Une maladie chronique comme la sclérose en plaques (SEP) peut bouleverser l’équilibre d’un couple.
Il s’agit de retrouver un équilibre à trois, avec la SEP, et non plus à deux. Comment mieux communiquer et éviter les sujets tabous ? Vous allez lire deux expériences de couple, radicalement opposées, qui donnent chacune des pistes de réflexion et d’amélioration.
« Notre couple n’a pas trouvé d’équilibre », déplore d’emblée Nicole, en couple avec Christophe depuis plus de 20 ans. « Il est victime de la maladie. Christophe a une SEP progressive invalidante depuis 2016 et le handicap se majore de façon marquée depuis quelques années. J’ai renoncé à mon couple mais il ne me viendrait pas à l’idée d’abandonner Christophe. »
Lorsqu’un diagnostic de SEP est posé, cela impacte à la fois la personne qui reçoit le diagnostic et son ou sa partenaire. Le couple doit alors s’adapter à la maladie, ce qui demande souvent du temps, énormément de communication mais aussi de remise en question et de capacité d’adaptation.
« Je cherchais quelqu’un qui me challenge mais qui puisse me comprendre quand j’ai besoin d’une pause », évalue Eva, qui a une SEP diagnostiquée tardivement en 2019. Elle a rencontré Vincent il y a 3 ans et il vient de lui faire sa demande en mariage à Venise.
Pour la personne malade, il est préférable d’être factuelle et d’informer de façon claire sur les symptômes et ses besoins. C’est indispensable pour mettre en place les ajustements dans la vie quotidienne. Le ou la partenaire doit, lui, écouter réellement, ne pas « présupposer » et poser des questions en cas de doute. Pour les 2 partenaires, un des écueils à éviter est probablement d’accorder trop de place à la SEP et à ses répercussions négatives et de ne pas hésiter à consulter une psychologue en cas de besoin.

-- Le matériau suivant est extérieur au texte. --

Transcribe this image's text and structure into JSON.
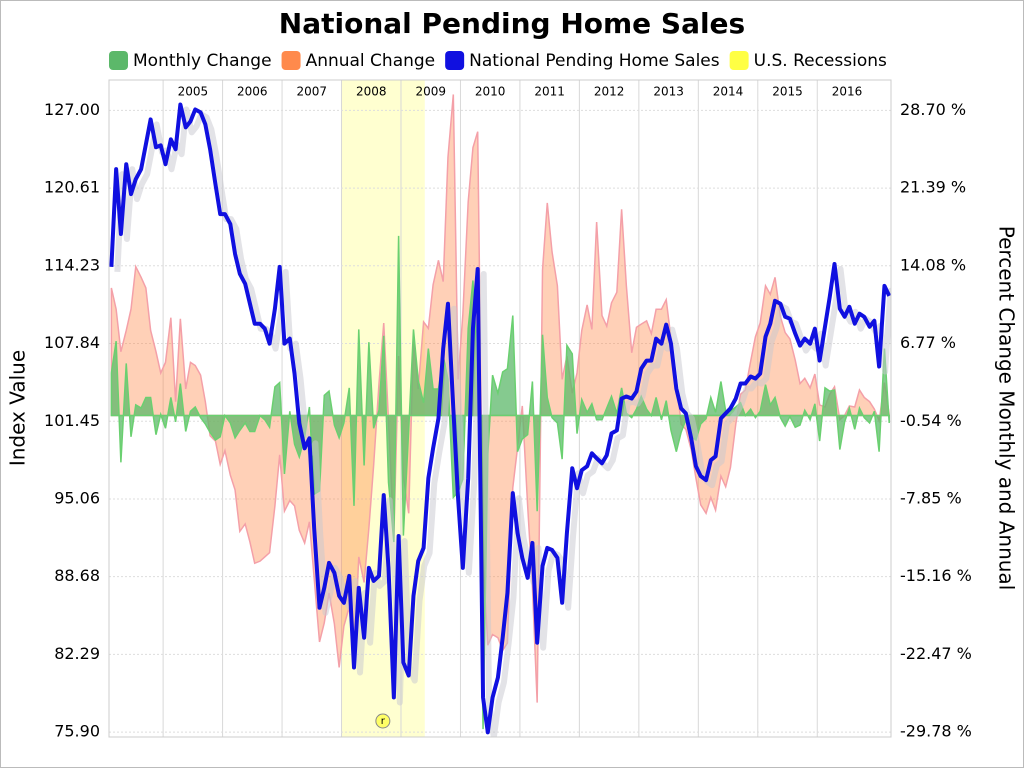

La capacité d’adaptation est essentielle : la SEP, tellement imprévisible demande aussi à l’autre de s’adapter continuellement.
« Quand je suis en poussée ou si je ne me sens pas bien, il prend les devants pour préparer à manger », raconte Eva. « Il me temporise et me dit de me reposer pour que je récupère plus vite, en me reposant. Et en même temps, il est là pour me pousser à me dépasser. »
« Il n’y a jamais eu de sujets vraiment tabous parce que je n’aime pas ça », estime Eva. « Mais la douleur en a été un au départ parce que Vincent ne savait pas comment la gérer et voulait que l’on parte à l’hôpital d’emblée. Mais cela ne sert à rien, je me mets dans ma chambre et en méditation et je lui demande de respecter mon choix. Vincent s’est adapté, même si à certains moments ça lui fait mal de me voir souffrir.»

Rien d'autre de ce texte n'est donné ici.